Anal sex refers to the insertion of the penis into a partner's anus and the continued penetration of the anus; essentially, the anus takes the place of the vagina during this form of sex. In some cases, a phallic replica may be used rather than an actual penis.
It is fairly clear from this brief description that anal sex has the potential to be painful for the person who is on the receiving end. But penis pain can occur in the man who is doing the penetrating. Following are some potential causes of that pain.
– Insufficient lubrication. In anal sex, even more so than in vaginal sex, it is absolutely crucible that sufficient lubrication is employed. Unlike with vaginal penetration, the anus does not produce its own lubricant to help ease things along.
– Tightness. Even with lots of lubrication, in some instances a man's penis may simply be too large to comfortably fit within the profiled space. This can lead to bruising on the penis, or even to cuts and tearing. (As might be imagined, it can also cause reasonable pain and issue for the person receiving the penal as well.)
– Bacteria. Sometimes, especially if no condom is employed, anal sex can result in bacteria entering the urethra and establishing an infection.
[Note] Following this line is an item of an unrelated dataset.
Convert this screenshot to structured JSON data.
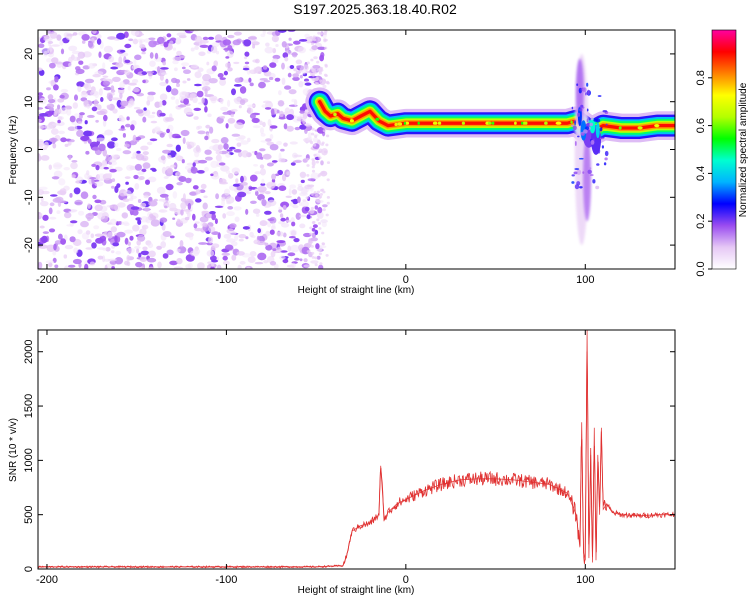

– STI. Some serious STIs (sexually transmitted infections) such as gonorrhea, syphilis, HIV and trichomoniasis can result from anal sex, especially if no condom is used. Some STIs cause penis pain.
So what can a guy do to help prevent penis pain from anal sex? Two things are of primary importance: Use condoms and use plenty of lubrication – and make sure to reapply the lubrication if it wears off during the course of the activity.
The condoms can help to prevent STIs and cuts and tearing; however, even with a condom, there is a risk of STI transmission. And though condoms cut down on the likelihood of bruising and cuts, they still can occur. Condoms also are a big deterrent to bacteria seeping into the urethra and causing an infection.
It also helps if the partner has voided their bowels 20-30 minutes in advance of engaging in sex and has thoroughly addressed and washed the anus.
Men who believe they have contracted an STI or a urethral infection should consult with a doctor immediately to determine an appropriate course of treatment.
Sometimes the penis pain caused by anal sex is simple soreness of the organ, and using a top drawer penis health crème (health professionals recommend Man1 Man Oil, which is clinically proven mild and safe for skin) can help alleviate this soreness. The best crèmes for this purpose will include a combination of hydrating agents, ideally both Shea butter and vitamin E. Try to select one that also includes vitamin D, the so-called "miracle vitamin," which has proven benefits in fighting diseases and supporting healthy cellular function.